Rabbi Yaakov Ariel:
'Buses are empty on Shabbat; no need for them'

Former Rabbi of Ramat Gan says operating public transportation on Shabbat is for votes.

Shimon Cohen ,

Rabbi Ariel
Rabbi Ariel
Eliran Aharon

Starting this Saturday, several cities in Gush Dan, most notably Tel Aviv, will be operating public transport funded by the authorities.

Arutz Sheva spoke to former Ramat Gan Rabbi Yaakov Ariel, in whose city there has been public transportation for several weeks, according to Mayor Carmel Shama Cohen's decision.

Rabbi Ariel is careful to make it clear that the one responsible for public transport on Shabbat is only the mayor and not at all because of a demand that came from the residents. "The mayor was the first to initiate this tumultuous idea. The truth has to be said, it doesn't come from the need of the citizens who pressed and asked. It comes from above, for ideological reasons, to say 'we desecrate Sabbath'. It's not necessary, especially now in winter. The buses are half empty or completely empty. It's just a challenge to the Sabbath, to show 'we're liberals and want to create a new anti-Sabbath atmosphere here', to anger. It didn't come from a real need."

"In the last election, there were some who rode this ideological wave and they formed a coalition with the mayor. The mayor comes from a traditional home, but he joined this coalition, heads it, and boasts that he travels on Shabbat buses - to the residents' dismay," says Rabbi Ariel who admits the city is not religious but in the past there was respect for Shabbat and those who observe it.

"This is a traditional city with respect; people would travel but the city honored the Sabbath. The city's stadium builder also made a condition that there would be no Shabbat desecration. It all started from the election when two representatives wanted to ride this wave and create a new atmosphere. Most of the public didn't support or want it ", says Rabbi Ariel, defining the whole affair as "the contemporary stick-gatherer affair," since if in the Bible it speaks of one gathering sticks, now it's about one gathering votes and nothing beyond that. "Today, anyone who wants to pick up votes desecrates the Sabbath. This is the stick-gatherer of our generation."

Asked how according to him the observant city council members should respond, he is careful not to outline solutions or engage in politics.

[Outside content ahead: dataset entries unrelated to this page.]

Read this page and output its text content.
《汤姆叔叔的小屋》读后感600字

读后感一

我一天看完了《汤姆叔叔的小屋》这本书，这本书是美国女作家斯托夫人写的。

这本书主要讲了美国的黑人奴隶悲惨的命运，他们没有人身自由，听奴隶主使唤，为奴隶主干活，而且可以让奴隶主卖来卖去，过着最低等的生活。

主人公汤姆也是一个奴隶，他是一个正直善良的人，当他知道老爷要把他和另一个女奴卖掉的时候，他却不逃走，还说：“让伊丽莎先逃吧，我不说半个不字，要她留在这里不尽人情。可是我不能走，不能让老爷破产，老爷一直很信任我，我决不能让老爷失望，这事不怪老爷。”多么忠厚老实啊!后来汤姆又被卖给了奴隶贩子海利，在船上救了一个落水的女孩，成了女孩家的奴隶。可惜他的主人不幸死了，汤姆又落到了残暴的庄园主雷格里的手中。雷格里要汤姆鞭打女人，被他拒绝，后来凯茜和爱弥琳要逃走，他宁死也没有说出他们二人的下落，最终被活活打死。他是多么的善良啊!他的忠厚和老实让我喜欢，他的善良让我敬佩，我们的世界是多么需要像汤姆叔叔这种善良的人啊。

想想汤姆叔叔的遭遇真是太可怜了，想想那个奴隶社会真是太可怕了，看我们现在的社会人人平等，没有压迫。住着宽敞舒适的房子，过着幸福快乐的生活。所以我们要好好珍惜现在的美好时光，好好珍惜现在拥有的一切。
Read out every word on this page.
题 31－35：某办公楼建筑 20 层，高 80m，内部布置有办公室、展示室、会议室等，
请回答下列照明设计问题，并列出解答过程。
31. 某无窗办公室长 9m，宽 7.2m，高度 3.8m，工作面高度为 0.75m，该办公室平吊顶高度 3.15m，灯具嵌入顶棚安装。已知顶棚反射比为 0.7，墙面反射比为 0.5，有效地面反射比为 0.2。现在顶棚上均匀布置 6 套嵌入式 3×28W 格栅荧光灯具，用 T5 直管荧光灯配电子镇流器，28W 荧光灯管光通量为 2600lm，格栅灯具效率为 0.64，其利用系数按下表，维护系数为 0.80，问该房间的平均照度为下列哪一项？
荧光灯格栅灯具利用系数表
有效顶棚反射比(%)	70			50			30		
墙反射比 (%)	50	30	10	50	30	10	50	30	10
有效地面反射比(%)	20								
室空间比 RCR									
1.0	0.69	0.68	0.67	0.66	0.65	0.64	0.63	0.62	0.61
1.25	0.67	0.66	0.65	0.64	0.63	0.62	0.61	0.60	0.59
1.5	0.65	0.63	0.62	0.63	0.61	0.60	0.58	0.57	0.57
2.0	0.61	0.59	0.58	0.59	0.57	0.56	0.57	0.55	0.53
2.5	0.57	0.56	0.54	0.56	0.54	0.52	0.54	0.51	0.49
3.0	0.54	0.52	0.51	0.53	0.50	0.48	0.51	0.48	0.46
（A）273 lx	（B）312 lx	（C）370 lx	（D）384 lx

However, he says that before the elections, representatives of the Jewish Home decided to retire and not join the coalition.

"There were also two Shas members and one retired after I spoke with him and told him it was Shabbat desecration, without going into political considerations. I just told him that when the mayor boasts that he is desecrating Shabbat as a great achievement instead of worrying about transportation on weekdays so there won't be traffic jams, it's blasphemy. I'm not telling people what to do. I'm just saying that such a reality is desecration."